Wednesday, January 15, 2020

The Official Whetstone Seal

Here is the official "Whetstone Seal," illustrated by Bill Cavalier.

Tuesday, January 7, 2020

Highlight from 2nd Flash Fiction Monday

Prompt: Dynamic characters undergo transformations. Often the crux of this transformation can be dramatized as an epiphany, a moment of deep insight or understanding that changes the character. Write a story that takes place over several years where a soldier of fortune changes from "mercenary to crusader" or from "neutral to loyal" and does so because of an epiphany. Less than 400 words!

A Double-edged Knife, by Chuck E. Clark (362 words)

Gerrat had not killed as many men as winter, but he had come damn close. Years he had been at it, killing for a god who he knew was real, but spent scant attention to. The sky was real. Didn't mean he worshipped it. His god was real. He killed for him. It was just what he did. He was good at it.

There was a priest of some cult, some heresy that made a mockery of their god. Kartheh, that priest's name had been. Some kind of power play. He had not concerned himself with the details.

He should have, though.

A few guards, some cultists, no difficulties. Just a few dead bodies after he came through. Then he found the sanctum.

What was left of a young man was spread across the altar, parts that didn't seem to add up to what had once been a person. A thousand deaths on his hands, but this was different. What he did was clean, had a purpose. A purity. This was awful in a way that even he could feel the evil of. A person's pain drawn out like hot copper, stretched out into an unnatural wire of suffering. He had killed the priest, as efficient and clean as always, but carried the wrongness of what he had seen like a weight pressing out under his skin. That was the first and last time he had asked his god why he had killed someone. 

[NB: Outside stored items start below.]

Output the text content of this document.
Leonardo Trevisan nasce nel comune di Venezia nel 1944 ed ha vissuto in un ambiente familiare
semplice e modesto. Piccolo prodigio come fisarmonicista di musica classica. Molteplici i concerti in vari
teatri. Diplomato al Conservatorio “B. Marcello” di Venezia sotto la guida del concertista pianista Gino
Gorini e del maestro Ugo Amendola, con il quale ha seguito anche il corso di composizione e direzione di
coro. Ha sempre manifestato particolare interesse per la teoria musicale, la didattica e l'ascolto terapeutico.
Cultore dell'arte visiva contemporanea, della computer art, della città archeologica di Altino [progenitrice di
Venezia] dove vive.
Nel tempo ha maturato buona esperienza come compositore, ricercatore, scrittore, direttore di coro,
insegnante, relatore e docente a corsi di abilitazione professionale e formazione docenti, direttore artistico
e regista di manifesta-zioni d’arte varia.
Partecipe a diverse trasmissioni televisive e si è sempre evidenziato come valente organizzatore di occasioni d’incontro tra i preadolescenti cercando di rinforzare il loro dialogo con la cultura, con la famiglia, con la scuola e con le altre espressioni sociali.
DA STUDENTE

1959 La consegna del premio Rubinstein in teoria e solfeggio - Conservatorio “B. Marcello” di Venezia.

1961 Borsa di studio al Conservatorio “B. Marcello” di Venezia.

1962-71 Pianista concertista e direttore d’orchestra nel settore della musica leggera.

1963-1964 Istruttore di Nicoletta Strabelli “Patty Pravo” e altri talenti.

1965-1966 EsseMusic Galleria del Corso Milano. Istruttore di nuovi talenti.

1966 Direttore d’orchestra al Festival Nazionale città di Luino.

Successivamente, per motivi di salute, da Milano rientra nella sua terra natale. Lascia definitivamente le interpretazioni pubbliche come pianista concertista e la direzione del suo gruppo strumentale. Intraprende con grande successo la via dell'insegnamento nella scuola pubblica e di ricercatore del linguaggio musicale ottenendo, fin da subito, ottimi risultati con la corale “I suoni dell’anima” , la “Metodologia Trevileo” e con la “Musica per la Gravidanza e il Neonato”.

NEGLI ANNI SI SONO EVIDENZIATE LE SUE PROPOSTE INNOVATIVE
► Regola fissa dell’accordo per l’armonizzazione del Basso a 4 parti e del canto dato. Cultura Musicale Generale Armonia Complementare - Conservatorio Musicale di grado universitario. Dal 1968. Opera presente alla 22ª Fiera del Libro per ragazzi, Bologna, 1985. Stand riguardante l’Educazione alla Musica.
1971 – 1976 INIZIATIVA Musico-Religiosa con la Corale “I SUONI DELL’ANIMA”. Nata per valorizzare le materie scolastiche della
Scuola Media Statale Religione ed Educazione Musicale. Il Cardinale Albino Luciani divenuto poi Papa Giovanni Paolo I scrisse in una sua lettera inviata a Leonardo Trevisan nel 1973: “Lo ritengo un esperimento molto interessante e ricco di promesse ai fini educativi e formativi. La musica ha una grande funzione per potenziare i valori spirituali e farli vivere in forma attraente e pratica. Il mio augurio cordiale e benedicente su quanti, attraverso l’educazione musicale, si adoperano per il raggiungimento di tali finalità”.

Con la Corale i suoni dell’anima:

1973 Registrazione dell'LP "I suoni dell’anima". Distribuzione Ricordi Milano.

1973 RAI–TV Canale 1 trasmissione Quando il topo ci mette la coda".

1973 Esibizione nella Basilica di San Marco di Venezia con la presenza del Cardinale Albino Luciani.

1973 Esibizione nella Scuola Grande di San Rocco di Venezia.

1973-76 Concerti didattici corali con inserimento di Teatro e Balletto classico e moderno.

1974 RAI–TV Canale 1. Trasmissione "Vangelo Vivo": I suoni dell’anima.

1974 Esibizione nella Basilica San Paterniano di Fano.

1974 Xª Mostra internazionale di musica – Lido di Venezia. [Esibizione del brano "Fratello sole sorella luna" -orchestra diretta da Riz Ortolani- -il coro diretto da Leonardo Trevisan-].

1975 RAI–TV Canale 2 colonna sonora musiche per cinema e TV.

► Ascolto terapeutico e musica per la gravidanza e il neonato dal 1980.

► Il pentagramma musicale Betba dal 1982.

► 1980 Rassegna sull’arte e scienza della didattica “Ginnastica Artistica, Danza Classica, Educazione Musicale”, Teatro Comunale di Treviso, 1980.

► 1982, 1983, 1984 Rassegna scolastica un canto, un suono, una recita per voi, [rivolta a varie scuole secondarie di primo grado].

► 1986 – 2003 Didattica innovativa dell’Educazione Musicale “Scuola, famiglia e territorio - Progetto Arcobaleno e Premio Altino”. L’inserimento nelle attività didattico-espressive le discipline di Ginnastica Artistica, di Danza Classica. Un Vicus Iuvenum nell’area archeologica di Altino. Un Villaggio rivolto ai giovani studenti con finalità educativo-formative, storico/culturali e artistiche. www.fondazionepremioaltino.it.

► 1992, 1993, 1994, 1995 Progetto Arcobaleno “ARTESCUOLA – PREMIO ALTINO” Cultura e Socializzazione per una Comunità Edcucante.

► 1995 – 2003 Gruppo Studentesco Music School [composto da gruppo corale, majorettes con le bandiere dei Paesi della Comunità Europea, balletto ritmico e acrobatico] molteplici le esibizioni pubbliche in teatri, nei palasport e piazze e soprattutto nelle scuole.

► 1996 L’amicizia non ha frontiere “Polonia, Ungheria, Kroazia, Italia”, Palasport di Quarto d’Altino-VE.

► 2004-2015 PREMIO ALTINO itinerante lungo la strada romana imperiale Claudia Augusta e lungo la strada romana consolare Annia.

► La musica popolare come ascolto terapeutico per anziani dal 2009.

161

The answer, filtered through priests and oracles, left him weightless with shock.

The heretical priest had tortured the young man on the altar, but that was not the problem. That was apparently normal. The problem was that the young man's still living insides had been spread about the altar in the wrong direction and order, directly against the teachings that Gerrat had never read or thought of.

Tortured wrong. That was the heresy. The reason for his upbringing and discipline and skills. His whole life.

That day, Gerrat made himself a new life, and a new goal. He was always good at killing. He would see how much discipline and skill it took to kill a god.